Casting a cloud over our small town world were other losses we all
suffered.
We had a baby brother who lived only about 24 hours. 'Tis amazing how many
dreams and plans you can conjure for a wee one in a mere 24 hours.
Mary Ann Gales lost both her legs in an accident. Carla Kay Moore was in a
coma for many months. Blackie Orton died in Viet Nam, unsung hero of that
unwelcome war. One of the most devastating losses for me was Carolyn Walker. She
was Nancy's little sister, but we had gotten to an age where a couple of years
makes very little difference. She and I became friends. She was beautiful and
sweet. She was there with us—then she was gone. Our next big loss was Buddy
Walton, and we feel that loss still.
Kids of today would not believe that school was the real focus of our
lives.
It was about the only time we got to see our friends. We had some unusual
teachers such as Barbara Seabourne, the hippie, and Rita Priest, the
disappointed fiancée left at the altar. At the same time, we had some awesome
teachers who inspired us all. They really made a difference in our lives. Now,
as a teacher looking back, I wonder how our little town attracted such stellar
educators as Carl Graves, John Horine, and Mae Wallace. And I'm thankful for
wise and understanding administrators such as John Taylor and B. Ray Henry.

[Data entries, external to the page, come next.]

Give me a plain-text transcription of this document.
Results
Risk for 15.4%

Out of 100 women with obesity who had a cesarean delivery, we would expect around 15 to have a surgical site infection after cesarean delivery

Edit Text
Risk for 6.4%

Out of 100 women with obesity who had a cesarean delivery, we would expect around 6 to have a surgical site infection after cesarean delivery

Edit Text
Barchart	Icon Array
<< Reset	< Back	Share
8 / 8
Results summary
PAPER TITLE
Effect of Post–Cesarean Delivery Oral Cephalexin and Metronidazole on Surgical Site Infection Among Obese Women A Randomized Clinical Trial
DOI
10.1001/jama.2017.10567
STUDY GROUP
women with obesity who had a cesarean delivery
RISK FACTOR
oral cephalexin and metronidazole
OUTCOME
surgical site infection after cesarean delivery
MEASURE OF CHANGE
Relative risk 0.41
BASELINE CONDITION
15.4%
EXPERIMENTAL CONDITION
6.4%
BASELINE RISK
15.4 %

And as I look back over those tumultuous years I see, through all the
heartache and pain, you were all there. Through all the awkwardness and
self-doubt of puberty, you were all there. Through the frenzied preparation and
pride of accomplishment at our graduation, you were all there.
You are all special to me because only you know where I came from,only you
know what I have been. Only you know exactly how old I am, and the person I
really am. We share a common past. We share a memory of ditches and dirt roads.